Вот так забудешь уже, как выглядит, ан нет — появится через двадцать лет. Войдёт, поставит автомат в угол, сядет внутрь стакана: «Ну, рассказывай». Что рассказывать? С какого места начинать? С того, когда упал в ночь, закурил у парадной, поднял воротник куртки и побрёл вдоль проспекта? Ну да, шёл дождь. Не дождь даже, а туман в движении. Пахло деревами после зимы и людьми после пива. Сигарета тухла. Теперь сигареты не умеют тухнуть, раньше умели, сколь не разминай между пальцами. Помнишь, как исчезли все болгарские сигареты? В Москве так же было? Ах, да… Ты же не застал. Исчезли и «Родопи», и «Опал», и «БТ» в твёрдых пачках, и даже «Феникс», который вонял и потому его обычно почти не покупали. И югославские исчезли. И вообще исчезло всё, что можно курить, включая «Ватру». Только «Беломор» фабрики Клары Цеткин в продуктовых магазинах: кислый, дерущий горло. Попросить закурить считалось дурным тоном. Бабки у остановки троллейбуса продавали окурки из стеклянных банок. У каждого в кармане лежал мундштук. Это Зойка подарила. Помнишь, грелись у печки на заставе перед конвоем, а я рассказывал? Зойка подарила мне мундштук — длинный, манерный, с перламутровым кольцом, как на картинке. Сломался на второй день в давке за кислым «Вазисубани». Заклеил эпоксидной смолой, перемотав суровой ниткой.

— Ты на пидора был похож с этим мундштуком.

— На себя посмотри!

— Наливай.

— Сам наливай.

Наливаю в кружки с отбитыми ручками. Хорошие кружки с синей каймой. Из них пились чай, вино, водка, кисель. О да, тогда мы варили кисель из пакетов в алюминиевой кастрюле на коммунальной кухне чужого дома, куда приходили в гости, надеясь на расположение хозяек, коих было две или три. Чья это была квартира? Они располагали нас к себе, мы пели им песни и читали стихи. Чаще свои. У Лехи хорошие, а у меня плохие. Плохие стихи под кислое вино. Кислое вино с кислыми корейскими сигаретами «Птичка», украденными из места, где их было много. Улица Красная. Высокие потолки, быстрые тараканы. Стёртые ступени на второй этаж, мутные стёкла во двор. Всегда шёл дождь. Говорили, что он радиоактивен. Возможно, что мои редкие волосы — следствие того дождя, умных, но забытых мыслей, кислого вина и кислых сигарет.

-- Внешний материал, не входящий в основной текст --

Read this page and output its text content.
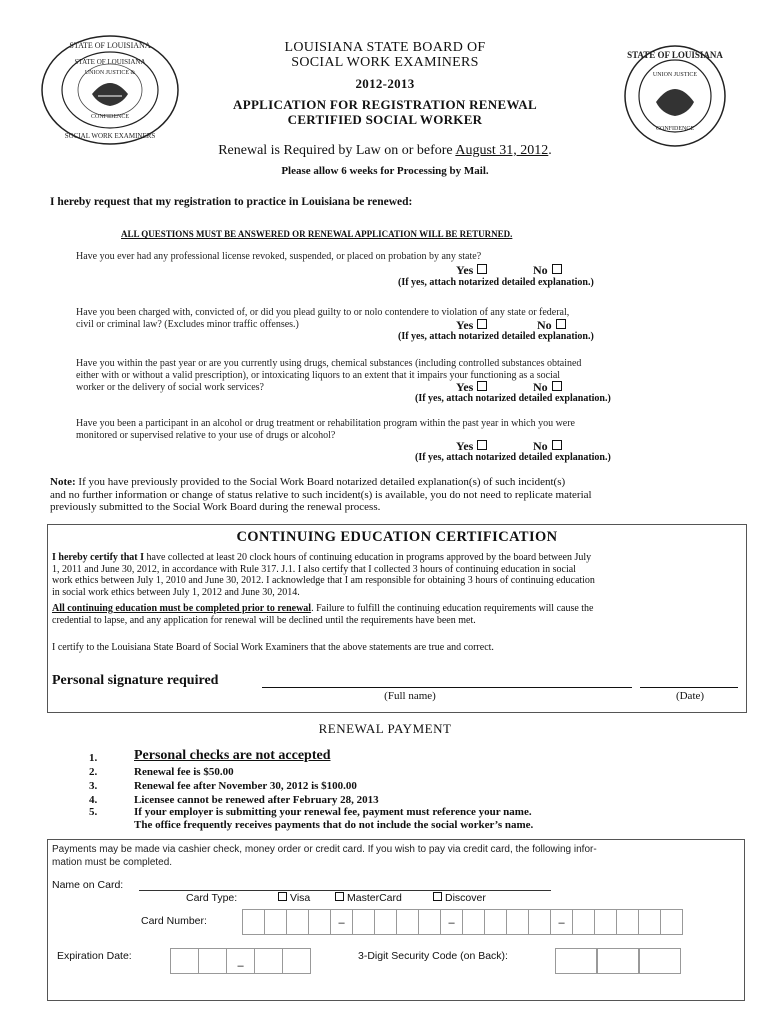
STATE OF LOUISIANA
STATE OF LOUISIANA
UNION JUSTICE &
CONFIDENCE
SOCIAL WORK EXAMINERS
STATE OF LOUISIANA
UNION JUSTICE
CONFIDENCE
LOUISIANA STATE BOARD OF
SOCIAL WORK EXAMINERS
2012-2013
APPLICATION FOR REGISTRATION RENEWAL
CERTIFIED SOCIAL WORKER
Renewal is Required by Law on or before August 31, 2012.
Please allow 6 weeks for Processing by Mail.
I hereby request that my registration to practice in Louisiana be renewed:
ALL QUESTIONS MUST BE ANSWERED OR RENEWAL APPLICATION WILL BE RETURNED.
Have you ever had any professional license revoked, suspended, or placed on probation by any state?
Yes	No
(If yes, attach notarized detailed explanation.)
Have you been charged with, convicted of, or did you plead guilty to or nolo contendere to violation of any state or federal,
civil or criminal law? (Excludes minor traffic offenses.)	Yes	No
(If yes, attach notarized detailed explanation.)
Have you within the past year or are you currently using drugs, chemical substances (including controlled substances obtained
either with or without a valid prescription), or intoxicating liquors to an extent that it impairs your functioning as a social
worker or the delivery of social work services?	Yes	No
(If yes, attach notarized detailed explanation.)
Have you been a participant in an alcohol or drug treatment or rehabilitation program within the past year in which you were
monitored or supervised relative to your use of drugs or alcohol?
Yes	No
(If yes, attach notarized detailed explanation.)
Note: If you have previously provided to the Social Work Board notarized detailed explanation(s) of such incident(s)
and no further information or change of status relative to such incident(s) is available, you do not need to replicate material
previously submitted to the Social Work Board during the renewal process.
CONTINUING EDUCATION CERTIFICATION
I hereby certify that I have collected at least 20 clock hours of continuing education in programs approved by the board between July
1, 2011 and June 30, 2012, in accordance with Rule 317. J.1. I also certify that I collected 3 hours of continuing education in social
work ethics between July 1, 2010 and June 30, 2012. I acknowledge that I am responsible for obtaining 3 hours of continuing education
in social work ethics between July 1, 2012 and June 30, 2014.
All continuing education must be completed prior to renewal. Failure to fulfill the continuing education requirements will cause the
credential to lapse, and any application for renewal will be declined until the requirements have been met.
I certify to the Louisiana State Board of Social Work Examiners that the above statements are true and correct.
Personal signature required
(Full name)	(Date)
RENEWAL PAYMENT
1.	Personal checks are not accepted
2.	Renewal fee is $50.00
3.	Renewal fee after November 30, 2012 is $100.00
4.	Licensee cannot be renewed after February 28, 2013
5.	If your employer is submitting your renewal fee, payment must reference your name.
The office frequently receives payments that do not include the social worker’s name.
Payments may be made via cashier check, money order or credit card. If you wish to pay via credit card, the following infor-
mation must be completed.
Name on Card:
Card Type:	Visa	MasterCard	Discover
Card Number:	–	–	–
Expiration Date:
–
3-Digit Security Code (on Back):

— Давай, за воспоминания. Понеслась!

Что рассказывать? Могу рассказать про Север. Привёз я с Севера какую-то нездешнюю, несклоняемую тоску. Словно повидался с человеком, которого знал ещё молодым, а теперь сам уже не совсем и молод, а он всё такой же. Такой же, в том же свитере, в тех же сапогах кирзовых стёртых, в портках серых, в той же шапочке дурацкой, да только меня не помнит. Ни как разговоры разговаривали, ни как пили вместе, ни как под одним спальником зубами от холода позвякивали — ничего в памяти не сохранил. Север такой — помнит тех, кого привязал к себе шнурком от палатки или ремнями от вьючника, кого споил вусмерть бражкой из томатной пасты да закусал-загрыз совестью. А иных (вроде меня) отпустил и позабыл. И неважно, что всё детство прыгал я со льдинки на льдинку да швырял горбушками в повадившегося бродить по помойкам белого медвежонка. Неважно, что бродил экспедициями по тундре, трясся дизелями с работягами. Северу всё равно. Отпустил. И кидал я камушки в холодную воду, и шлёпал ладонью комаров на шее, и ковырял в зубах иголкой сосновой, а всё не то. Словно в аттракцион попал, в балаганчик, в передачу из телеящика, в собственные рисунки на полях тетради с лекциями по систематике. Всё вроде на местах, а неправда.